Denon is another great brand, very comparable to Onkyo I just described above, but you'll likely run into the same issue with $ per watts.
If your current Sony has pre outs, you may try bi-amping with that and a separate amp. Everyone on here seems to like Adcom, a 545 or 555 should work for you. You could use your receiver to run the highs and the Adcom to run the lows.

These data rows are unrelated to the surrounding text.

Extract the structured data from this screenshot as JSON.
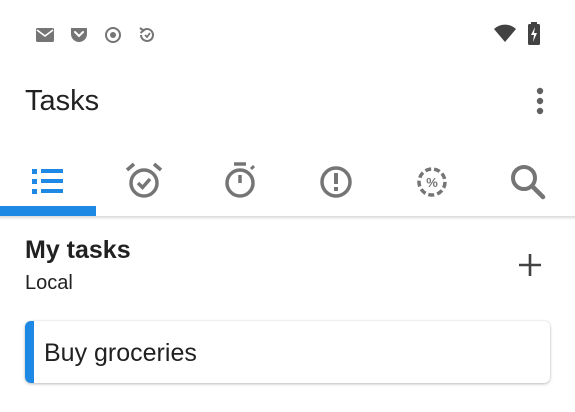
{
  "status_bar": {
    "left_icons": [
      "mail-icon",
      "pocket-icon",
      "record-icon",
      "sync-icon"
    ],
    "right_icons": [
      "wifi-icon",
      "battery-charging-icon"
    ]
  },
  "app_bar": {
    "title": "Tasks",
    "menu_icon": "more-vert-icon"
  },
  "tabs": [
    {
      "icon": "list-icon",
      "selected": true
    },
    {
      "icon": "alarm-icon",
      "selected": false
    },
    {
      "icon": "timer-icon",
      "selected": false
    },
    {
      "icon": "priority-icon",
      "selected": false
    },
    {
      "icon": "progress-percent-icon",
      "selected": false
    },
    {
      "icon": "search-icon",
      "selected": false
    }
  ],
  "list": {
    "title": "My tasks",
    "subtitle": "Local",
    "add_icon": "add-icon",
    "tasks": [
      {
        "title": "Buy groceries"
      }
    ]
  },
  "colors": {
    "accent": "#1e88e5",
    "icon_gray": "#757575"
  }
}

I'm in the same situation as you. The route I took was to purchase an older receiver (H/K AVR80MKII), the Klipsch Decoder for Dolby Digital and DTS, and am adding the Adcom 545 to help power the 150s. I will be bi-amping the 150s with the HK running the mids and highs and the Adcom running the lows. -
If you guys like the receivers you have in terms of its tuner and the pre-amp/processor capaibilities and they have pre-amp outputs then why not at least consider just getting a quality amp to drive the 150's. You can always upgrade the receiver or replace it with a quality pre-amp later.
Wise choices in amps can last for a long time or at least a lot longer than pre-amps or receivers and some of the pre-amps and to a lesser degree receivers these days are field upgradable as new formats become available. Additionally there are lots of choices for good used amps on Audiogon and/or eBay. -
That's like a 4 year old $200 receiver. There is no way it could even dream of getting a decent sound out of the RTi150's. You need an enormous upgrade in power.
-
I bought a pair of polk rti 150's from Crutchfield for $700. I thought I was getting a good buy.
You are.
Dan -
I still need to buy a new receiver. Is the Sony str-da 1000ES a good choice
No Sony Receiver is a good choice.
Dan -
No RECEIVER in and of itself is a good choice ...
-
Hi, guys. My first post to this forum.
I just bought the rt150i pair from Crutchfield too. Still waiting for delivery.
I have a pair of rt55i that I'm moving to the rear channels (replacing my faithful 30 year old Marantz Imperial V.)
I'm driving everything w/ a Pioneer Elite 53tx, so I'll report here how it does pushing these "beasts."
The 53 is rated at 100w X 7. I can, if needed, use the 2 rear surround channels to bi-amp the fronts (as I'm not planning on doing 7.1 any time soon.)
I think the Pioneer has enough balls, but we'll see. If not, maybe a pair of Outlaw monoblocks are in my future.Jeff (Snoopdog)
It was my nickname before the rapper was born. -
What are outlaw monoblocks?
How do you bi-amp with rear surrounds and get stereo sound? -
They are single channel amplifiers ...
http://www.outlawaudio.com/products-amps.html
There are several ways they could be used to bi-amp speakers. -
Outlaw monoblocks are single channel power amps made by Outlaw Audio. (200 watts @8 ohms).
My Pioneer Elite is a 7.1 AVR. I can assign the 2 channels used for rear surround (or 2nd room spkrs.) to the front L and R.
I'd then run two sets of spkr wires to the rt150s. So, in essense, I'd be feeding 200 watt to each rt150, instead of just 100 watts.
What I don't know yet, is if that is enough for these beasts.Jeff (Snoopdog)
It was my nickname before the rapper was born. -
SnoopDog ...
From my personal experience with the RTi12's which are probably slightly more speaker than the RTi150's is that they'll definitely use all you give them.
The listenings I've done in my own set up now are with
- 100 wpc Onkyo receiver
- 200 wpc Sunfire Cinema Grand
- 425 wpc Sunfire CG Sig II
- Dual 425 wpc Sunfire CG Sig II's to bi-amp
Although I'd agree that the last configuration is probably overkill they did sound better each step along the way.
So what's enough or at what point are there diminishing returns ? I guess it's all a matter of taste or hearing or perspective or whatever. I'd say there are diminishing returns between the last two configurations but not between the 2nd and 3rd. Different amps will of course make for different results.